The Strait of Malacca is one of the world's busiest shipping lanes. Malaysia and Indonesia said on Thursday they were boosting security after Singapore's navy warned of possible attacks.

Wong said Singapore is taking "various measures" to harden its security from land checkpoints to the sea.

The 900-km long (550 miles) Malacca Strait links Asia with the Middle East and Europe, carrying about 40 percent of the world's trade.

More than 50,000 merchant ships ply through the waterway every year.

The narrow and congested waterway is becoming increasingly important strategically to Beijing, with nearly 80 percent of China's crude oil imports passing through it from the Middle East and Africa.

An attack that closed the Strait of Malacca or the Singapore port even temporarily could have a disproportionate impact on global trade, since Singapore is the world's top container shipping port and biggest ship refuelling hub.

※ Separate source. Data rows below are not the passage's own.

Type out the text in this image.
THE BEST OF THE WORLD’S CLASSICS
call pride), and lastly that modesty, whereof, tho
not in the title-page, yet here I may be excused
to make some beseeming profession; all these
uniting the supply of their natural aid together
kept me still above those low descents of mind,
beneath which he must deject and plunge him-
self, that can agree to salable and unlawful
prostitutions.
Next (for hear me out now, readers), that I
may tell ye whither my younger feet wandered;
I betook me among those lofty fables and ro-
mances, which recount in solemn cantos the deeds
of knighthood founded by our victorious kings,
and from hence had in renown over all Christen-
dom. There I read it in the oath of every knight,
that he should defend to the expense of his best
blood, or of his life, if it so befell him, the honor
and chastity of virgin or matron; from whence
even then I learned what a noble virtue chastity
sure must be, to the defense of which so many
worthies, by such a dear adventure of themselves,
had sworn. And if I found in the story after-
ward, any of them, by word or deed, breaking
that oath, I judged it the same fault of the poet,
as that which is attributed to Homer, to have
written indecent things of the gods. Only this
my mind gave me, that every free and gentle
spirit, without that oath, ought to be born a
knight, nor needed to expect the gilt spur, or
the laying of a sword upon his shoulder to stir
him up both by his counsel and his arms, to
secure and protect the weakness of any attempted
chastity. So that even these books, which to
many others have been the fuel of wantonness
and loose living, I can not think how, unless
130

Thursday's warning did not name a group or say where the intelligence it was based on came from but militants have long had Singapore in their sights.

A Jemaah Islamiyah plot for multiple attacks on the city-state was uncovered in December 2001.

Internal security and policing in Singapore are far ahead of neighboring states, but the escape of an al Qaida-linked militant, Mas Selamat Kastari, from prison in 2008 was a lapse that showed security is not infallible.